Banks are not required by statute or regulation to conduct a periodic, such as annual, independent evaluation of their deposit compliance operations and neither are they required by statute or regulation to perform ongoing monitoring.

However, all banking regulatory agencies’ Compliance Examination Manuals (CEMs) address the need for both auditing and monitoring as elements of a sound Compliance Management System and many banks have been taken to the woodshed for not heeding this strong urging.

While there may be many similarities between the scope, work papers, findings, report writing and skill sets necessary to accomplish both tasks, there are also many differences. First, let’s start with the scope and frequency of a compliance audit – each will each be set by the Board or a Board designated committee while the scope of the compliance monitoring work will be determined by the business units and compliance department. Next, let’s discuss the party who will perform the actual work and their level of independence. The audit will be conducted by a party independent from the business unit itself while the compliance monitoring may likely be completed by an employee of the business unit but who is not directly involved in the item being reviewed.

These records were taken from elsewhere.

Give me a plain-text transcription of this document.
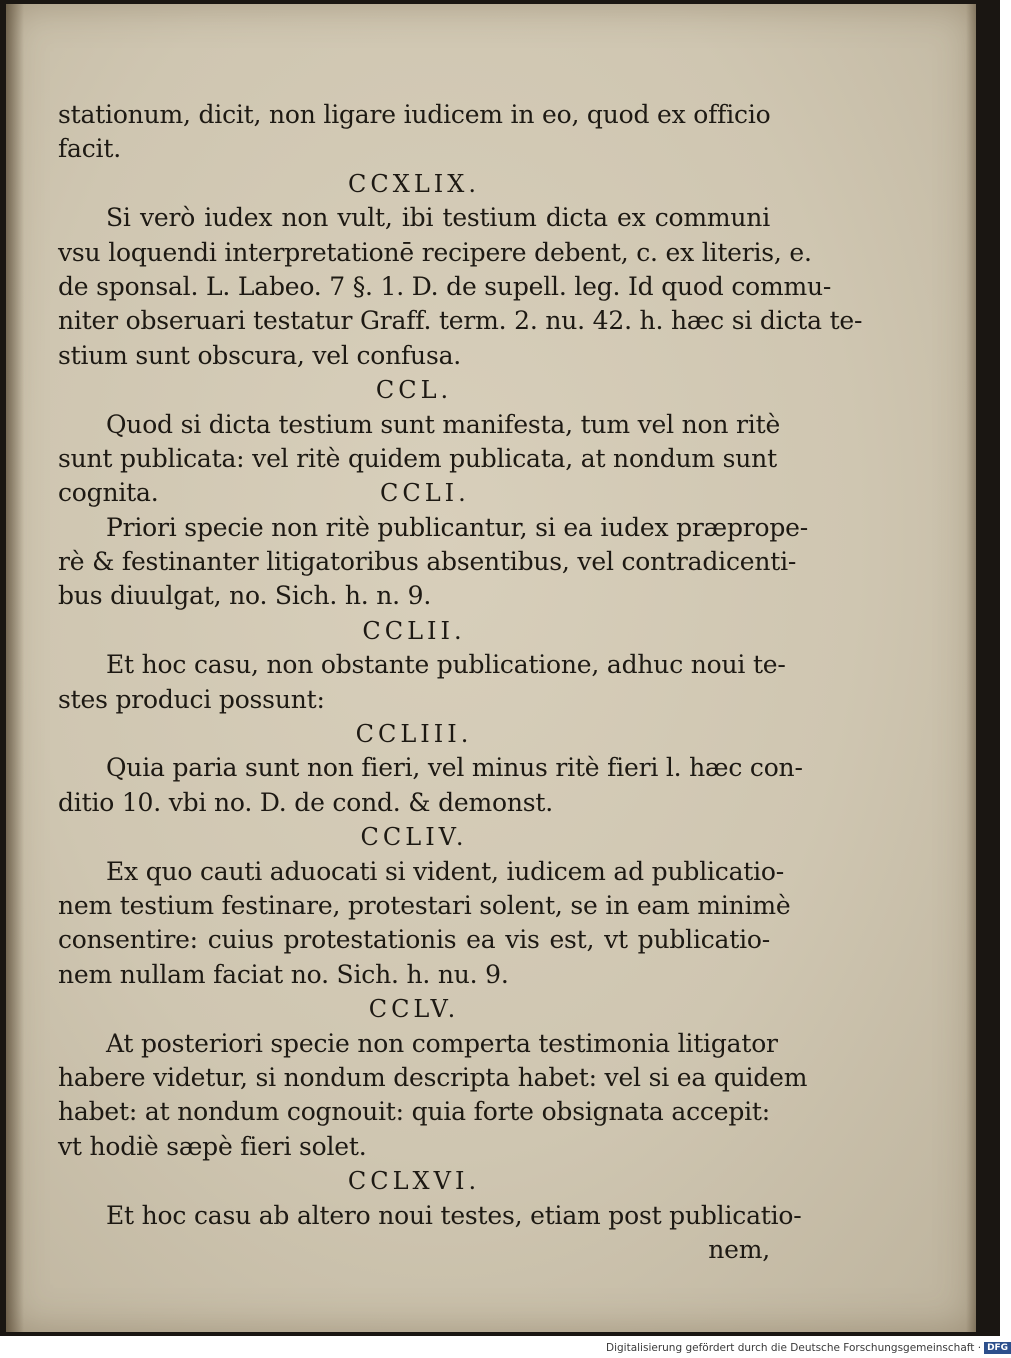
stationum, dicit, non ligare iudicem in eo, quod ex officio
facit.
CCXLIX.
Si verò iudex non vult, ibi testium dicta ex communi
vsu loquendi interpretationē recipere debent, c. ex literis, e.
de sponsal. L. Labeo. 7 §. 1. D. de supell. leg. Id quod commu-
niter obseruari testatur Graff. term. 2. nu. 42. h. hæc si dicta te-
stium sunt obscura, vel confusa.
CCL.
Quod si dicta testium sunt manifesta, tum vel non ritè
sunt publicata: vel ritè quidem publicata, at nondum sunt
cognita.	CCLI.
Priori specie non ritè publicantur, si ea iudex præprope-
rè & festinanter litigatoribus absentibus, vel contradicenti-
bus diuulgat, no. Sich. h. n. 9.
CCLII.
Et hoc casu, non obstante publicatione, adhuc noui te-
stes produci possunt:
CCLIII.
Quia paria sunt non fieri, vel minus ritè fieri l. hæc con-
ditio 10. vbi no. D. de cond. & demonst.
CCLIV.
Ex quo cauti aduocati si vident, iudicem ad publicatio-
nem testium festinare, protestari solent, se in eam minimè
consentire: cuius protestationis ea vis est, vt publicatio-
nem nullam faciat no. Sich. h. nu. 9.
CCLV.
At posteriori specie non comperta testimonia litigator
habere videtur, si nondum descripta habet: vel si ea quidem
habet: at nondum cognouit: quia forte obsignata accepit:
vt hodiè sæpè fieri solet.
CCLXVI.
Et hoc casu ab altero noui testes, etiam post publicatio-
nem,
Digitalisierung gefördert durch die Deutsche Forschungsgemeinschaft · DFG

Finally, the monitoring program will be proactive in nature, as its intended to identify deficiencies quickly, and is conducted on an ongoing, perhaps daily, basis while the audit is a reactive function which likely will take place on an annual basis.

Whether you choose to outsource all or part of your monitoring and auditing functions, this program will help you by providing necessary tools to do the job!
This two-hour program will address topics and related suggestions which may allow both your audit and/or monitoring personnel to better understand regulatory expectations along with industry best practices, and will include a discussion of resources and tools which should lead to more efficient and streamlined monitoring and auditing methodologies in line with regulatory expectations.

This is one of the very few programs which is intended for employees from all three lines of defense.

Banking regulatory agencies do not appreciate serving as a bank’s unpaid audit or monitoring personnel and, as such, expect all banks to have internal controls which will allow the bank to determine a pattern or practice of potential violations rather than reactively awaiting the findings from a regulatory examination at a much later date. The regulators expect banks to discover deficiencies and perform necessary corrective action(s), in a timely manner, for key consumer affairs laws and regulations that impact consumer deposit accounts.

This program will allow the bank to determine the differences in transactional testing methodologies between these two separate functions and the degree to which each of these parties relies upon transactional testing to support their conclusions. Comprehensive deposit audit and monitoring programs may result in reduced transactional testing by your regulator during an examination as your regulator may spend more of their time reviewing your monitoring process and validating your findings versus digging new holes. We will provide internal monitoring tools that will assist bank personnel in ensuring that each function has all the necessary resources with which to accomplish its necessary responsibilities.

Participants receive a detailed manual that serves as a valuable resource long after the conclusion of the program and was designed to serve as a vital resource in enhancing your bank’s deposit audit and monitoring programs.


Upon completion of the program participants understand regulatory expectations regarding:

  • Use of a periodic Compliance Risk Assessment as a base reference document in determining frequency, depth and scope of compliance audits and monitoring;
  • Factors influencing the timing and frequency of each function;
  • Transactional Testing processes and volume;
  • Sample selection methodology;
  • Work-paper Preparation and Report Writing;
  • Expectations regarding review of policies, procedures and processes;
  • Determination of patterns or practices vs isolated technical findings;
  • Risk rating of findings and which should be addressed in written reports versus deemed as isolated, technical violations not necessarily addressed in writing; and
  • Responses from Business Units or the Audit Committee and Corrective Action Processes.

The program is designed for Compliance Officers, Branch Administration, Deposit Operations, Senior Management, Auditors, and those employees in any of the business units who might be responsible for handling monitoring activities.